Apple Rumoured To Land Rights For 2025 FIFA Club World Cup Tournament

The New York Times:

FIFA, soccer’s global governing body, is close to an agreement with Apple that would give the tech company worldwide television rights for a major new tournament, a monthlong, World Cup-style competition for top teams that will be played for the first time in the United States next summer.

The value of the deal might be as little as a quarter of the $4 billion FIFA had first estimated, the people said. It is unclear if the deal with Apple will include any free-to-air rights, meaning the entire event could be available only to subscribers of Apple TV+, a factor over which senior executives at FIFA have raised concerns.

In his Puck newsletter, John Ourand said that Apple is garnering a reputation of being a ‘bottom feeder’ in sports. The perception is that Apple is an insignificant player, and can only secure the leftover scraps of sports rights, while the likes of Google, Amazon and — to a lesser extent — Netflix fight for the big national packages from the NBA, NFL and others. This is on a backdrop of the reality that Apple’s streaming service, Apple TV+, can only boast low two-digit millions of subscriber membership.

As you might expect, Apple would probably reject the idea of weakness and frame their position differently. Eddy Cue and team clearly value exclusive, unrestricted, streaming rights that are exploitable in many countries and regions. That’s what they got with the MLS deal and MLB Friday Night Baseball, and that’s what the FIFA Club World Cup would be.

Evidently, Apple has the stature and the financial might to secure deals of that nature, when they are available.

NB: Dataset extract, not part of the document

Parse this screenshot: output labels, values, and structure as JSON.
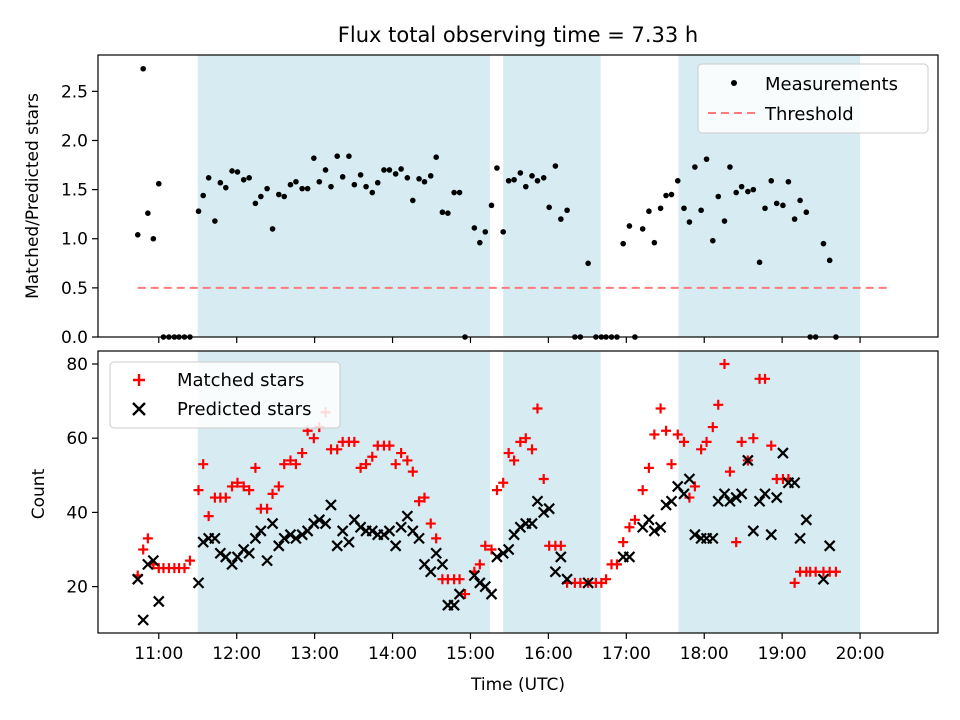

The simple fact of life right now is the number of those possible deals are thin and far between. The major leagues are not yet willing to yield everything over to streaming, as they try and preserve as much of the reach and exposure that the slowly-dying-but-still-huge traditional broadcast networks provide.

With that context, it becomes more of a strategy question. Is it a blunder not to get what you can, even if it isn’t exactly what you want? Apple certainly has the confidence to sit out and taking things slowly. We’ve seen this play out, almost in the open given the amount of coverage it got, with the NFL Sunday Ticket negotiations. Apple was the frontrunner, but seemingly backed out when it didn’t go their way in the late stages of the dealmaking process.

Another similar situation transpired with the Pac-12. Apple was the leading bidder for a package of rights for the conference, with very similar terms to the MLS deal, but it was held up as some of the leading schools balked at the presented figures. Rather than overspend or give concessions, Apple held firm and they simply watched while member schools defected and the conference imploded altogether.

Perhaps it is misguided bravado, but I think Apple sees themselves as the ones in the position of strength, able to bide their time unless they can get what they want. That doesn’t sound like the mindset of a bottom feeder to me.